Qaraqat Äbden for President 2022
- Campaign: 2022 Kazakh presidential election
- Candidate: Qaraqat Äbden Member of the Nur-Sultan City Mäslihat (2016–2021)
- Affiliation: KÄQŪA
- Status: Announced 7 October 2022 Official nominee 7 October 2022 Lost election 21 November 2022
- Headquarters: Astana
- Key people: Berik Törebekov (deputy chief of staff)

Website
- abden.kz

= Qaraqat Äbden 2022 presidential campaign =

2022 Presidential Campaign in Kazakhstan

On 7 October 2022, Qaraqat Äbden's campaign was formed after she received a presidential nomination by the National Alliance of Professional Social Workers (KÄQŪA). The following day on 8 October, Äbden submitted her documents to the Central Election Commission (CEC) to officially run for election. She then participated through a series of qualifications beginning with the Kazakh language exam on 10 October conducted by the linguistic commission which declared her as fluent. After having her compliancy established by the CEC on 11 October, Äbden collected a total of 121,314 signatures by 19 October for campaign support and in result, she received a registration certificate by the CEC, this allowing her to appear on the ballot.

== Background ==

=== Nomination ===
The National Alliance of Professional Social Workers (KÄQŪA) public association held its general meeting on 7 October 2022 in Astana, from where Qaraqat Äbden, member of the National Commission for Women Affairs and Family and Demographic Policy under the President and chairwoman of the Qazaq Qyzy public association, was nominated as a first female candidate for the 2022 presidential election in order to "achieve and promote the goals and objectives" of the KÄQŪA as well as raising a national issue and protecting interests of socially vulnerable Kazakh citizens.

=== Registration ===
On 8 October 2022, Äbden submitted a list of necessary documents to the Central Election Commission (CEC) and underwent a state language exam for her knowledge in Kazakh on 10 October to which the linguistic commission unanimously found her fluent in. The CEC on the following day of 11 October announced that Äbden meet all requirements to participate in the race, thus setting stage for signature collection to which a total of 121,314 from all 15 regions of Kazakhstan were submitted to the CEC on 19 October, with 118,418 of them being deemed as valid.

== Campaign ==
At 18:00 UTC+06:00 on 21 October 2022, Äbden's republican campaign headquarters began operating with the first meeting of the organising committee being held. According to Berik Törebekov, the campaign would be held in all regions of Kazakhstan via in-person and remotely.

=== Structure ===
The republican campaign headquarters for Äbden operated its branches in 20 regions of Kazakhstan with its main office in Astana consisting of 10 workers.

== Election program ==
In her campaign website, Äbden's election programme included a series of measures in terms of national values, improving standard of living, and the formation of "The main wealth of the state is a person” (Мемлекеттің басты байлығы — адам) position that she would implement if elected as president:

Family policies

- Develop and introduce a school curriculum on the spiritual development of the younger generation in the best traditions of national family education;
- Introduce a system of cash certificates for housing or rent payments of apartments for a certain period;
- Lawfully require employers to include bonus support for young families in corporate workplaces;
- Lower requirements in rewarding mothers with many children;
- Recognising housewife raising children as an "employee" during her length of service;
- Automate process of child enrollment to nearby kindergarten and schools;
- Radical digitalisation for social assistance benefits application;
- Compensation for mothers with many children in areas with lack of communication and infrastructure.

Child support measures

- Develop separate program in subsidising children free additional education and expanding free organisations of communication between schoolchildren and college students;
- Improving construction of educational facilities to correlate with growing population;
- Creating a system in supporting children of abilities and talents through clubs and sections along with state program prepping mentors;
- Unified system of assistance to children with rare diseases;
- Obliging kindergartens and schools seeing every child and taking care of them.

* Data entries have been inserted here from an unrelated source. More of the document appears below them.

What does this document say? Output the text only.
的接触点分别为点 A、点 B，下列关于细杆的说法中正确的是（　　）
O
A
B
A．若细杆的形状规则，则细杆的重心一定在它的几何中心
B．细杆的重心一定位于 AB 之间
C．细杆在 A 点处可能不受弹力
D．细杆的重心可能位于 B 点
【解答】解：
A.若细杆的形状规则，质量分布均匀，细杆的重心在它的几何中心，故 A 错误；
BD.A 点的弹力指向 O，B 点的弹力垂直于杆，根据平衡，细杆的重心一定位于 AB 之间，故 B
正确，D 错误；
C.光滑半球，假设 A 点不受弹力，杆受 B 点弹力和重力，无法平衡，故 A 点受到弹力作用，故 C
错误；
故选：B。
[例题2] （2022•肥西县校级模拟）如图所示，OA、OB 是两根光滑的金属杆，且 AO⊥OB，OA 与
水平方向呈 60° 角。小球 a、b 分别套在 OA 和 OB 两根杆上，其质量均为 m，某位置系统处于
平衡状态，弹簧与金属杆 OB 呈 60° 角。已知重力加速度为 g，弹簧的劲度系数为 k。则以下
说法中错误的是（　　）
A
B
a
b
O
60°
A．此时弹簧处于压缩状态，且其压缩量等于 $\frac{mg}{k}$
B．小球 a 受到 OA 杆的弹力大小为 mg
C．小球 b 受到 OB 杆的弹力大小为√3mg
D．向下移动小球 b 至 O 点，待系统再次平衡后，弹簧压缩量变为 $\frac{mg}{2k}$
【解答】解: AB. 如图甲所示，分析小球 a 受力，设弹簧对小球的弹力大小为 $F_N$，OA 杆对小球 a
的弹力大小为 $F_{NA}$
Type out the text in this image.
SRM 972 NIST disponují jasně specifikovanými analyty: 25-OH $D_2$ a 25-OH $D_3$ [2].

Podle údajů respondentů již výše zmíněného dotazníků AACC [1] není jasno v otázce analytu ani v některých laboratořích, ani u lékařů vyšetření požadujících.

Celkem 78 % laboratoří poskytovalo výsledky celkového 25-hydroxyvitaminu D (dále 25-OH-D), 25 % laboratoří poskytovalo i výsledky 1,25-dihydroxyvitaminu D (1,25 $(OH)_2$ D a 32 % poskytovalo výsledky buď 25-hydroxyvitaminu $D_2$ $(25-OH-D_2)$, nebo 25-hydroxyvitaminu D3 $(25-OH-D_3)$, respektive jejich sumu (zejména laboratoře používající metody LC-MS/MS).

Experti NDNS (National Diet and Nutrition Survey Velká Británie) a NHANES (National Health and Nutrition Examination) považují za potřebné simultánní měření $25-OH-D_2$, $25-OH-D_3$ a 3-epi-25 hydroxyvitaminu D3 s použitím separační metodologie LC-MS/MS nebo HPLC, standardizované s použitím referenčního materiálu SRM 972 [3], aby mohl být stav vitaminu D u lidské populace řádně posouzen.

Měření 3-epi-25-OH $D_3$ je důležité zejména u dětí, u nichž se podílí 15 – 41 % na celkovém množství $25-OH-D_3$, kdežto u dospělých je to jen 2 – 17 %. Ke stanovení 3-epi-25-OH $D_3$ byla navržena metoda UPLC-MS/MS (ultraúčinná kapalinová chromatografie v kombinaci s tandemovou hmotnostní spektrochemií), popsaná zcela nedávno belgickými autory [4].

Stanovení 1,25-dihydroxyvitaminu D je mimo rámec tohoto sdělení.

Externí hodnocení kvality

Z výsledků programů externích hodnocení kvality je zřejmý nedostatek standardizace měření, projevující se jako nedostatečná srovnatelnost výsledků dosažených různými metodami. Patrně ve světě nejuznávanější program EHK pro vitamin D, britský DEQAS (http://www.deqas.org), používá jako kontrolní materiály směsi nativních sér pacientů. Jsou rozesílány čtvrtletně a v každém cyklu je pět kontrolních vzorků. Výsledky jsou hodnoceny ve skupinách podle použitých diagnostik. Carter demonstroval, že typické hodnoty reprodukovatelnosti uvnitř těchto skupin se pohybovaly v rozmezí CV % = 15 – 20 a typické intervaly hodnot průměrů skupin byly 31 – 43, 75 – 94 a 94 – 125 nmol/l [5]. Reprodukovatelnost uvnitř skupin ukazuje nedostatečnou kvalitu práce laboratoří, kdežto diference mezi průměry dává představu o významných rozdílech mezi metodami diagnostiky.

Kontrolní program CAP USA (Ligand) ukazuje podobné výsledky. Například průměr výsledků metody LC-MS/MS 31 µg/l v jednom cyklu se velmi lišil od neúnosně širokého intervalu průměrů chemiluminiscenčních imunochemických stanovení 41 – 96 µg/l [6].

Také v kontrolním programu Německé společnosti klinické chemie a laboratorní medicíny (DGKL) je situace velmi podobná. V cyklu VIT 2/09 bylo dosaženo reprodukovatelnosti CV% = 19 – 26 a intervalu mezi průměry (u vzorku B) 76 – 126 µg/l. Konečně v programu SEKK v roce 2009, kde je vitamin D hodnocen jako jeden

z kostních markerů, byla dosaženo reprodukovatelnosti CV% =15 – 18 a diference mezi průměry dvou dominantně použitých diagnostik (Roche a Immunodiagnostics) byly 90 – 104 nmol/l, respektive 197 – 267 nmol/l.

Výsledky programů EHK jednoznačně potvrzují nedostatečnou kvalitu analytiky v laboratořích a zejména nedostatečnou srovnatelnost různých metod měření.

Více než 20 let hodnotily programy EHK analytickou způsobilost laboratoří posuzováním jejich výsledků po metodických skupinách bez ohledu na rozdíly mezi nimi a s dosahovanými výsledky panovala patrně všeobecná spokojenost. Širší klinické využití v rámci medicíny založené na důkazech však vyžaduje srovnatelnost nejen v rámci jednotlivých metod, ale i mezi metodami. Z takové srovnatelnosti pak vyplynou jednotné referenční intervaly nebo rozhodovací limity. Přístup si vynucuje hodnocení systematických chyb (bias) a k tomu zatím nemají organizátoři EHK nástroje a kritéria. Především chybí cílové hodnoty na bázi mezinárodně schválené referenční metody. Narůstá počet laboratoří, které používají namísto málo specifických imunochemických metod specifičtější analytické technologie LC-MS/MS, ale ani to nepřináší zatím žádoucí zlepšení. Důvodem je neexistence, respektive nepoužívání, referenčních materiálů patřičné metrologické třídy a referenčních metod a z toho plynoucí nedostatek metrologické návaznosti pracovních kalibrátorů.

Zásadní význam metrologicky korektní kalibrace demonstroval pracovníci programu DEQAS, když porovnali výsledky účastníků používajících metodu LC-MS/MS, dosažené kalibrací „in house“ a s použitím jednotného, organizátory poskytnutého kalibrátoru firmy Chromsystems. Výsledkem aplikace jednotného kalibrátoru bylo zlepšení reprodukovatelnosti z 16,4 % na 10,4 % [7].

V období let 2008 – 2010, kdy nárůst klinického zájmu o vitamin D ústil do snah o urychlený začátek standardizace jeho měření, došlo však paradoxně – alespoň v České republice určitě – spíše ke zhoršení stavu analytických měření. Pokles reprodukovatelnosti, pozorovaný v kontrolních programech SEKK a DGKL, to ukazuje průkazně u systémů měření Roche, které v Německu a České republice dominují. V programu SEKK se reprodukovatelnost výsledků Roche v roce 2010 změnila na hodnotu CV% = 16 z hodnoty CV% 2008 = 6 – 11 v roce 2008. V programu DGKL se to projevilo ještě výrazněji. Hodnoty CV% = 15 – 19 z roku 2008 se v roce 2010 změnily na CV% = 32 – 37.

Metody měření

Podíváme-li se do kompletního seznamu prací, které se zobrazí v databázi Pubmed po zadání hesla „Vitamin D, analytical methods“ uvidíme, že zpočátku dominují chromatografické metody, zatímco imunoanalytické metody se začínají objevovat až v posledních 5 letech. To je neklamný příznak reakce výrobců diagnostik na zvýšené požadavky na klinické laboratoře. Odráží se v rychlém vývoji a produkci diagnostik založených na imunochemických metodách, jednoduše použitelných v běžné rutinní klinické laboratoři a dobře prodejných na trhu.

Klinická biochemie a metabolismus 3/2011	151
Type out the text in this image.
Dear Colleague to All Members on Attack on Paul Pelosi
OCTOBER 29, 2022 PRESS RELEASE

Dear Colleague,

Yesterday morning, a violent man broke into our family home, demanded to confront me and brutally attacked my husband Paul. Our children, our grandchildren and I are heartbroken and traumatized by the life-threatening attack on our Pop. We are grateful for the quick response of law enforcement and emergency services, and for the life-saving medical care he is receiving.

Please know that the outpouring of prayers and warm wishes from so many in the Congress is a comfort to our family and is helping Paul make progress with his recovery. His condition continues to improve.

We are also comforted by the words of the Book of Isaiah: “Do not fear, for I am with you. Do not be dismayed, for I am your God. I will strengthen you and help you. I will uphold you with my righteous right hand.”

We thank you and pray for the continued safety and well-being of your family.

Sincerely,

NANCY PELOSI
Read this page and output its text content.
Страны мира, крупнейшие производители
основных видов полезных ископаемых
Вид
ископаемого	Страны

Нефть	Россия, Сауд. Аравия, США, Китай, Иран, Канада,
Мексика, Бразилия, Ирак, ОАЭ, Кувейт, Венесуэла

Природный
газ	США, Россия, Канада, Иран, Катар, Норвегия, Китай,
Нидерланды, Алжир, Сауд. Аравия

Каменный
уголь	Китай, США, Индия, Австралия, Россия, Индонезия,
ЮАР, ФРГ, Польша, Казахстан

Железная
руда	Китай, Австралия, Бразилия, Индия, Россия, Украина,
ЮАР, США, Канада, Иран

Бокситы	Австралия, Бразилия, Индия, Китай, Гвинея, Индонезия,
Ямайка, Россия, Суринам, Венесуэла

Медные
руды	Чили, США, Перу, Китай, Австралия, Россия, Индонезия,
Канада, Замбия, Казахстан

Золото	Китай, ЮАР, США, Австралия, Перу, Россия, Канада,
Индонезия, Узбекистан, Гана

Assistance to young adults

- Providing free education to all students and attendees;
- Scholarship payments tied with salary system;
- Increasing cooperation between the educational institutions and the workplace enterprises as well as ensuring skilled trade education;
- Creation of a national-patriotic youth clubs with the involvement of representatives by the older generation;
- Opening supporting centres for harmonious development of girls.

Assistance to elderly

- Development of a program to allow senior retirees to travel around Kazakhstan at discounted rates;
- Grant program for the organising joint leisure "Meeting of Generations" events;
- Friendly designed infrastructure for walking and recreation of elderly people;
- Developing complex system of treatment and rehabilitation of elderly people.